Mit ihrer Politik gegen die Flüchtlinge und damit die Schwächsten der Schwachen steht die AfD für eine Politik der konsequenten Entsolidarisierung und der Entmenschlichung. Nur weil sie in ihrer Rhetorik den Opfern ihrer Politik kein Gesicht gibt und ihnen damit ihren Status als Menschen mit Menschenrechten verweigert, kann sie ihren Kurs durchziehen. So erhält sie Unterstützung nicht nur von denjenigen, die eine Politik des nationalen Egoismus begrüßen, der den Tod von Menschen in Kauf nimmt, sondern auch von Menschen, die desinformiert sind und unter unbegründeten Ängsten leiden, die die AfD schürt.
Die geistige Nähe der AfD zur NPD, die aus dem Zitat ihres ehemaligen Vorsitzenden Voigt deutlich wird, der wegen Verherrlichung der Taten der Waffen-SS und Volksverhetzung verurteilt wurde, ist keine Fiktion, sondern Realität. Anders formuliert steht die AfD für die schlechtest möglichen menschlichen Motive von Egoismus und Kaltherzigkeit. Ihre Gefahr liegt auch darin, dass sie ihren rechtsradikalen und menschenverachtenden Charakter durch Kleinbürger- und Biedermännertum verdeckt. Doch hinter ihrer bürgerlichen Fassade - das zeigt ihre Flüchtlingspolitik - verbirgt sich das alte braune Gedankengut, welches noch niemals davor zurückscheute, vom Leid anderer Menschen profitieren und mit Hetze Politik machen zu wollen.
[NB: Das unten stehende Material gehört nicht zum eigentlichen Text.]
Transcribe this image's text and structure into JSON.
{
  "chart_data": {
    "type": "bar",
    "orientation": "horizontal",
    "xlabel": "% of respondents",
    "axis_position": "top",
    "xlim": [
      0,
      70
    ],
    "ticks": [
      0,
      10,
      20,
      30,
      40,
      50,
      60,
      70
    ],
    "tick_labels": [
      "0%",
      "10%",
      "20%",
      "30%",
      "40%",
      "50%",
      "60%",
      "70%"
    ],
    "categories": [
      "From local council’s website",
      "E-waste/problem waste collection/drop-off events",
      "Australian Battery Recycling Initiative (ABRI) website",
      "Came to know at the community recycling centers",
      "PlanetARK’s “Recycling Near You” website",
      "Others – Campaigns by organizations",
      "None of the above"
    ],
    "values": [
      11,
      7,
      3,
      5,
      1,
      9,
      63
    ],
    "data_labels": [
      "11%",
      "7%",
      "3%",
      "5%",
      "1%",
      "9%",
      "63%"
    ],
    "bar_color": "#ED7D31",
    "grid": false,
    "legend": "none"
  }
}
Bunt statt braun war das Motto der Gegendemonstration zum AfD-Parteitag am 28.11.2015 in Hannover. Es ist den Flüchtlingen und unserer Gesellschaft zu wünschen, dass dieser Aufruf nicht überhört wird und es gelingen wird, die AfD durch ihre Demaskierung als rechtsradikale Partei ebenso zu marginalisieren wie dies mit der NPD trotz anfänglicher und zwischenzeitlicher Wahlergebnisse über Jahrzehnte gelungen ist. Je mehr die etablierten Parteien aber auf den rechtspopulistischen Zug aufspringen und ihre Abschottungspolitik weiter verschärfen, desto weniger wird es gelingen, den Durchmarsch rechtsradikalen Gedankenguts in die bundesdeutsche und europäische Politik zu stoppen.